The equalizationFactor parameter can be used to adjust an unbalanced training set to be more balanced for training, which frequently has the effect of requiring the classifiers to focus more on separating the positive and negative classes rather then getting really high scores for the dominant class.

Setting this parameter to 0.0 weights the parameters according to the weight expression in trainingData.
Setting this parameter to 1.0 will adjust the weights such that each class has exactly identical weight.
Setting it to something else (0.5, the default, is a good value for most unbalanced training set use cases) will multiply the weights of each class according to \( w_{class} \rightarrow w_{\textrm{class}} \times \left( \sum {w_{\textrm{class}}} \right) ^{-\textrm{equalizationFactor}} \)

Setting example weight explicitly

The optional weight expression in the trainingData parameter of the configuration must evaluate to a positive number that implies how many examples this counts for.
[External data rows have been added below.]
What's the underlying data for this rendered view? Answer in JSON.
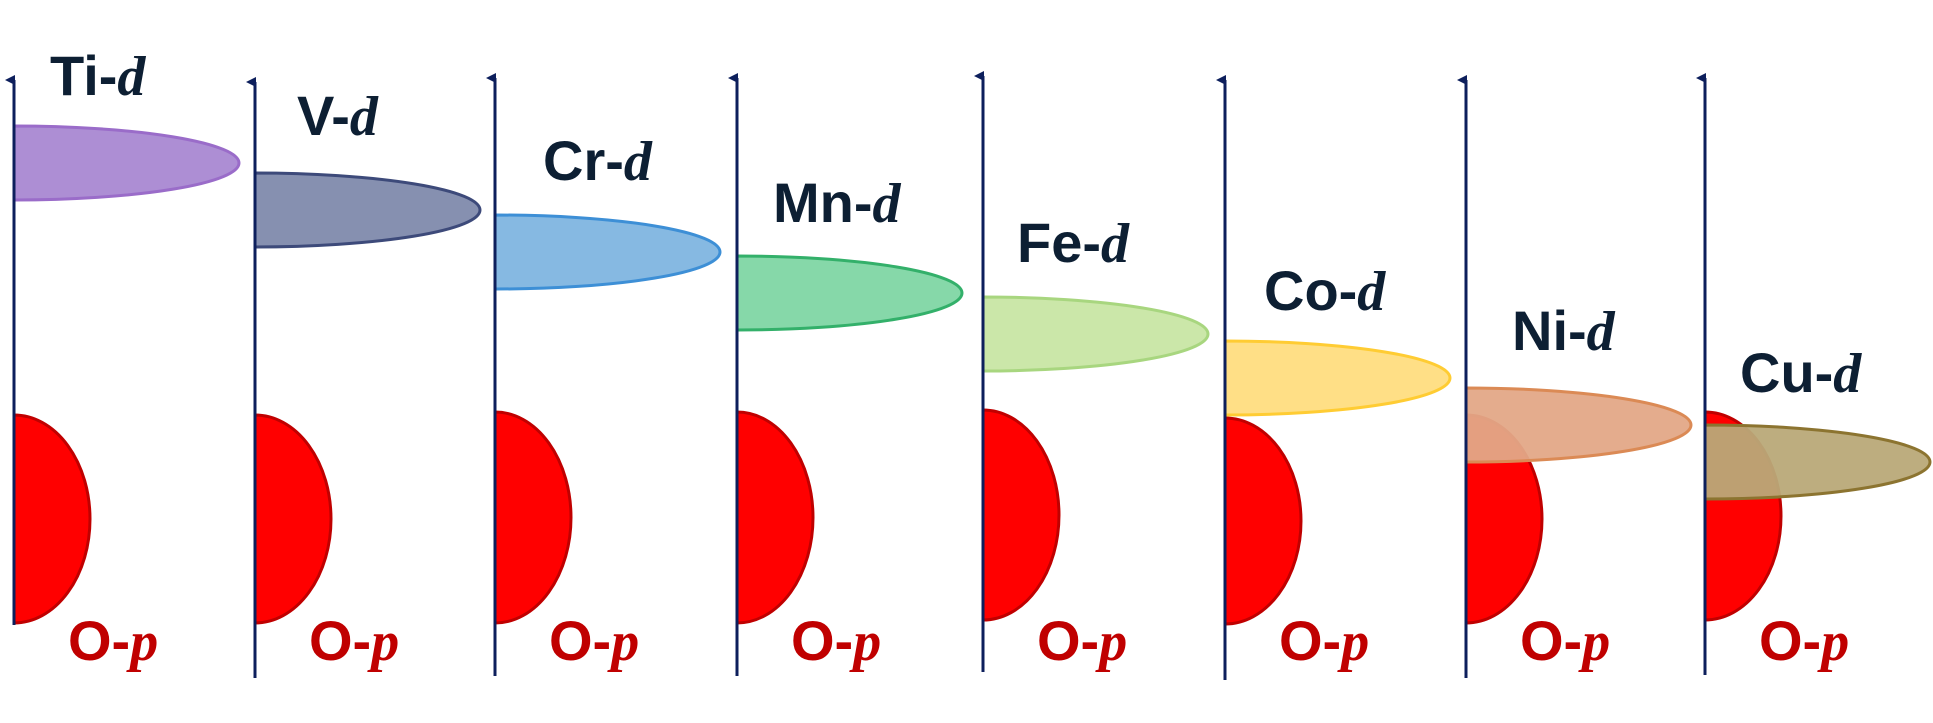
{
  "panels": [
    {
      "metal": "Ti",
      "d_color": "#a988d2",
      "d_edge": "#9a6cc9"
    },
    {
      "metal": "V",
      "d_color": "#7f8aac",
      "d_edge": "#3d4a7a"
    },
    {
      "metal": "Cr",
      "d_color": "#7fb5e0",
      "d_edge": "#3d8fd6"
    },
    {
      "metal": "Mn",
      "d_color": "#7fd6a4",
      "d_edge": "#33b06a"
    },
    {
      "metal": "Fe",
      "d_color": "#c8e6a4",
      "d_edge": "#a8d67f"
    },
    {
      "metal": "Co",
      "d_color": "#ffdd80",
      "d_edge": "#ffcc33"
    },
    {
      "metal": "Ni",
      "d_color": "#e3a887",
      "d_edge": "#db8a55"
    },
    {
      "metal": "Cu",
      "d_color": "#b9a978",
      "d_edge": "#8c7430"
    }
  ],
  "dash": "-",
  "d_orbital": "d",
  "o_element": "O",
  "p_orbital": "p",
  "colors": {
    "axis": "#0d1f5c",
    "o_p_fill": "#ff0000",
    "o_p_edge": "#c00000",
    "o_label": "#c00000",
    "d_label": "#0d1f33"
  }
}
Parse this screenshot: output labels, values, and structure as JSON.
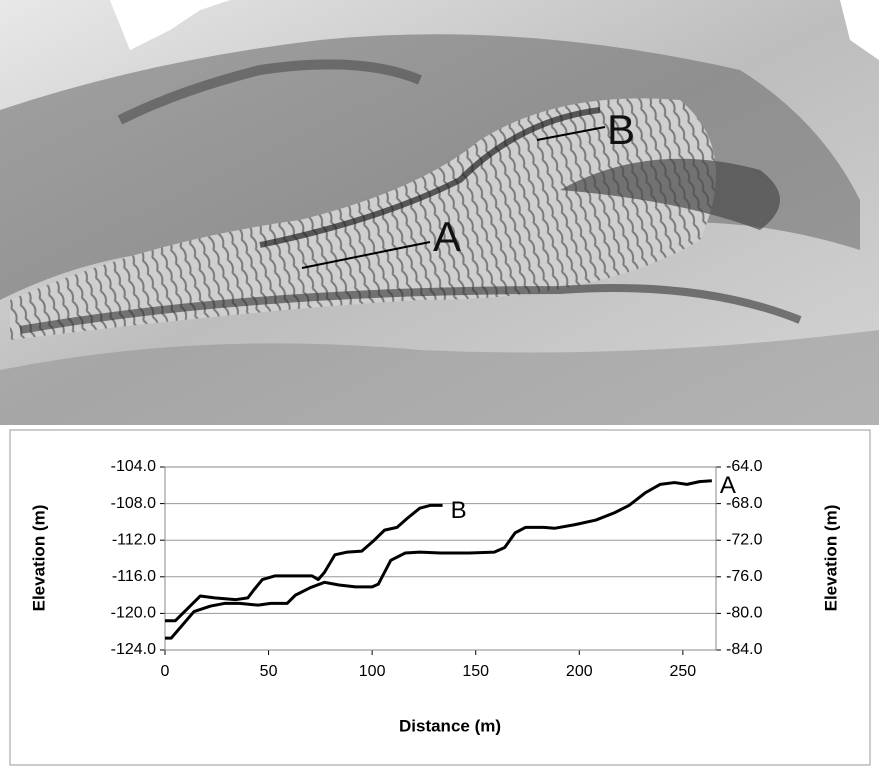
{
  "map": {
    "labels": [
      "A",
      "B"
    ]
  },
  "chart_data": {
    "type": "line",
    "xlabel": "Distance (m)",
    "ylabel": "Elevation (m)",
    "y2label": "Elevation (m)",
    "xlim": [
      0,
      266
    ],
    "xticks": [
      0,
      50,
      100,
      150,
      200,
      250
    ],
    "ylim": [
      -124,
      -104
    ],
    "yticks": [
      {
        "value": -124,
        "label": "-124.0"
      },
      {
        "value": -120,
        "label": "-120.0"
      },
      {
        "value": -116,
        "label": "-116.0"
      },
      {
        "value": -112,
        "label": "-112.0"
      },
      {
        "value": -108,
        "label": "-108.0"
      },
      {
        "value": -104,
        "label": "-104.0"
      }
    ],
    "y2lim": [
      -84,
      -64
    ],
    "y2ticks": [
      {
        "value": -84,
        "label": "-84.0"
      },
      {
        "value": -80,
        "label": "-80.0"
      },
      {
        "value": -76,
        "label": "-76.0"
      },
      {
        "value": -72,
        "label": "-72.0"
      },
      {
        "value": -68,
        "label": "-68.0"
      },
      {
        "value": -64,
        "label": "-64.0"
      }
    ],
    "grid": true,
    "series": [
      {
        "name": "B",
        "color": "#000000",
        "x": [
          0,
          5,
          17,
          24,
          34,
          40,
          43,
          47,
          53,
          71,
          74,
          77,
          82,
          88,
          95,
          101,
          106,
          112,
          117,
          123,
          128,
          134
        ],
        "values": [
          -120.8,
          -120.8,
          -118.1,
          -118.3,
          -118.5,
          -118.3,
          -117.4,
          -116.3,
          -115.9,
          -115.9,
          -116.3,
          -115.5,
          -113.6,
          -113.3,
          -113.2,
          -112.0,
          -110.9,
          -110.6,
          -109.6,
          -108.5,
          -108.2,
          -108.2
        ]
      },
      {
        "name": "A",
        "color": "#000000",
        "axis": "y2",
        "x": [
          0,
          3,
          14,
          22,
          29,
          36,
          45,
          51,
          59,
          63,
          70,
          77,
          84,
          92,
          100,
          103,
          109,
          116,
          123,
          133,
          147,
          159,
          164,
          169,
          174,
          183,
          188,
          198,
          208,
          217,
          224,
          232,
          239,
          246,
          252,
          258,
          264
        ],
        "values": [
          -82.7,
          -82.7,
          -79.8,
          -79.2,
          -78.9,
          -78.9,
          -79.1,
          -78.9,
          -78.9,
          -78.0,
          -77.2,
          -76.6,
          -76.9,
          -77.1,
          -77.1,
          -76.8,
          -74.2,
          -73.4,
          -73.3,
          -73.4,
          -73.4,
          -73.3,
          -72.8,
          -71.2,
          -70.6,
          -70.6,
          -70.7,
          -70.3,
          -69.8,
          -69.0,
          -68.2,
          -66.8,
          -65.9,
          -65.7,
          -65.9,
          -65.6,
          -65.5
        ]
      }
    ]
  }
}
For example, a single row with a weight of 2, or the same single row duplicated twice with a weight of 1 will have the same effect.

Note that only the relative weights matter. Before the classifier is trained, the weights will be normalized so that they sum to 1 to avoid numerical issues in the classifier training process.

Combining the two

If the two weighting methods are combined, then the weight expression will be used to set the relative weight per example within its label class, and the equalizationFactor will adjust the relative weight of each class.